Miss Helena suggests that they bring to him whatever they find that is at all likely to be "daykumboa."

So at the feet of his Royal Highness is laid such a queer collection of articles as never before appeared in that trim sitting-room: a Child's History of England, a bottle of mucilage, a pair of scissors, a coal shovel, a comb and brush, a bunch of flowers, a photograph album, a bottle of ink, and goodness knows what besides. Miss Helena ransacks her brains and her bureau, Miss Judith brings every portable in the room, and Victoria literally squanders the contents of her larder, but all to no purpose, and what is worse, his Highness, becoming alarmed at such unusual behavior, begins to moan "Ont daykumboa" in a way that draws tears to the eyes of his aunts.

"Judith," exclaims Miss Helena, "the case is getting desperate. We must send for Elijah, no matter if he does get angry.—Victoria, just go to the study, and tell the Professor that he must come here for a few minutes. Do you hear—must!"

Victoria, looking as scared as only a solemn-natured darky can look, departs, and returns speedily with the Professor.

"Is anything the matter with Alcibiades?" he asks. Alcibiades, be it known, is what the Professor always calls Ralph—"for short," he says.

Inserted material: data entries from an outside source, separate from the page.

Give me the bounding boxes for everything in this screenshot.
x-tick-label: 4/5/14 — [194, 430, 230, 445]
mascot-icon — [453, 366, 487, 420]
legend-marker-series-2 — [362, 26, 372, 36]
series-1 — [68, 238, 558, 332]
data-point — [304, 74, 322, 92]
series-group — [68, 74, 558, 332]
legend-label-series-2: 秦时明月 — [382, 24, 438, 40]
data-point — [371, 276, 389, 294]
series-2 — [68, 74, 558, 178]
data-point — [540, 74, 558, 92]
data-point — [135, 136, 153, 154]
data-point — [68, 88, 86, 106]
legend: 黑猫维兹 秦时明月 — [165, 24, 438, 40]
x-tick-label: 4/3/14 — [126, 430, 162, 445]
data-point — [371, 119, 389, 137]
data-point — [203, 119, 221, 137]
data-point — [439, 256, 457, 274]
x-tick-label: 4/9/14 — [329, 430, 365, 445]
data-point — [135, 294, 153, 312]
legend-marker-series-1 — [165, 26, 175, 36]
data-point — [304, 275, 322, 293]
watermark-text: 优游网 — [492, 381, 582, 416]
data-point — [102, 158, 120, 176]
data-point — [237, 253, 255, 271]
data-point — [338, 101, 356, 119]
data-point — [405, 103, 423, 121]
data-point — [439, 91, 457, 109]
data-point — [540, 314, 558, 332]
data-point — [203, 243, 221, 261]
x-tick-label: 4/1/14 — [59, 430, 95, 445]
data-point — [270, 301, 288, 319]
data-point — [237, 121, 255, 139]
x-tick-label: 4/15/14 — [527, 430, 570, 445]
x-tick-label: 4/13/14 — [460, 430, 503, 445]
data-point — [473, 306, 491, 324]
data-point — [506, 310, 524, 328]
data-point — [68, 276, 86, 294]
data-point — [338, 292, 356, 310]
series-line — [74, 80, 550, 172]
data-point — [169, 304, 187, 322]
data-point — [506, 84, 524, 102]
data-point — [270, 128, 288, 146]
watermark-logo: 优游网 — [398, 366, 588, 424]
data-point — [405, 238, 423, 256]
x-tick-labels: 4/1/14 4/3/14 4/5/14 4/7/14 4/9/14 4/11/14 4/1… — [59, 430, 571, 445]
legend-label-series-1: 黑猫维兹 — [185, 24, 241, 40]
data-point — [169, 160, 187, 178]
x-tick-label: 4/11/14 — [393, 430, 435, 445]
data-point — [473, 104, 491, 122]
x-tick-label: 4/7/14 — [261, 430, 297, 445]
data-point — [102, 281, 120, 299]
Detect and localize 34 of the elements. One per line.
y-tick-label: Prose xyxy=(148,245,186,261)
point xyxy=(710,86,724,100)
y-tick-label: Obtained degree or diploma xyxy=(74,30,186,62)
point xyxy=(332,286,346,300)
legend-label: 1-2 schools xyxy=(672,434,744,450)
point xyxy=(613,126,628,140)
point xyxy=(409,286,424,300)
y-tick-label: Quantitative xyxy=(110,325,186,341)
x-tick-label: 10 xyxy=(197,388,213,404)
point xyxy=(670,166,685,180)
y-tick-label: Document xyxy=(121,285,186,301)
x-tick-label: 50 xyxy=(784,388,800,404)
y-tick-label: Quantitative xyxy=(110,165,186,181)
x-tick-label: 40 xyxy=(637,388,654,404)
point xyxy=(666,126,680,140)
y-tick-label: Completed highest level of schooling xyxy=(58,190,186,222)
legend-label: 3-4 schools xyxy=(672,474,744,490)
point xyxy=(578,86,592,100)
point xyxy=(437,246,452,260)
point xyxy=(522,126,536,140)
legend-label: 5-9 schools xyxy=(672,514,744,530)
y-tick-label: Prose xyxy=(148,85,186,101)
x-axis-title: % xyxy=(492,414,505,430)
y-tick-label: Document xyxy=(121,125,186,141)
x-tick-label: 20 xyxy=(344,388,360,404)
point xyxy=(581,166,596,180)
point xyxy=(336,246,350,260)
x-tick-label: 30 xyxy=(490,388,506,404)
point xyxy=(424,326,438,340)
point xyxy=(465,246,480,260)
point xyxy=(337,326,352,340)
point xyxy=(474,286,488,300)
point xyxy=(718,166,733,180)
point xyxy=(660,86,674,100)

"He is in a most peculiar condition, Elijah—persists in calling for daykumboa, and we can not understand what he means."

"What is it that you want, my boy?" inquires the Professor, bending his dignified back and knees, so as to bring his gray head on a level with Ralph's "curly pow."

Ralph turns to him with an expression of relief, as much as to say, "Well, here's a reasonable being at last," and explains, "Ont daykumboa."

"And what is daykumboa?" says the Professor.

"Daykumboa," repeats Ralph, with a lingering hope that perhaps he is going to get some satisfaction; but this creature is just as dull as the rest, and his Highness, with great want of dignity, begins to whimper.

"The child seems to be in pain," says the Professor, standing up, and regarding his nephew with concern. "Perhaps he has hurt himself."

"I never thought of that," cries Miss Judith.—"Have you hurt yourself, Ralphie?"

"Ont daykumboa," is the only response.

"Looks like he gwine to hab a fit. I gib de chile a good warm bath, if I's you," suggests Victoria.

Miss Helena eagerly catches at the straw.

"That's a good idea, Victoria. Just fill the little foot-tub with hot water, and bring it right in here."

Victoria hurries off to get the bath, and the Professor, seized with a new idea for the explanation of the mystery, goes to his study to search his dictionary for "daykumboa" in some dead or living language.

The foot-tub is brought, and the aunts proceed to undress his Highness, whereat he waxes wroth. They persist; there is a frightful howl, a struggle, and the tub of hot water is very vigorously overturned among the photographs, scissors, and eatables that strew the floor. The Professor, in alarm, comes tearing in, a book in each hand. At that moment a patter as of small feet is heard in the hall, and a little figure with flying golden locks darts into the room.

Ralph rushes into her arms in a kind of ecstasy, crying, "Oh, daykumboa! daykumboa!"

"What is it that Ralph is saying, Daisy?" eagerly asks Miss Helena, in the lull that follows. "He has been wanting daykumboa all the afternoon."

"He says, 'Daisy come back,'" answers the little girl. "That's what you wanted—wasn't it, Ralphie?"

"Es, me ont daykumboa," assents his Highness.

The Professor regards his niece with humble admiration not unmixed with awe, and retires to his study to lay his dictionaries by. Victoria rolls her eyes ceilingward, and says, "Well, I declar'!" then falls to work picking up the ruins of their various offerings, and the two ladies turn to help her after a little silent astonishment.

Ten minutes after, his Highness is seen in the garden pouring sand down his sister's neck, and sternly ordering her to "fit 'till," when she objects, in a tone that makes his aunts wonder if this can be the same boy who spent the greater part of two hours in wailing, "Ont daykumboa."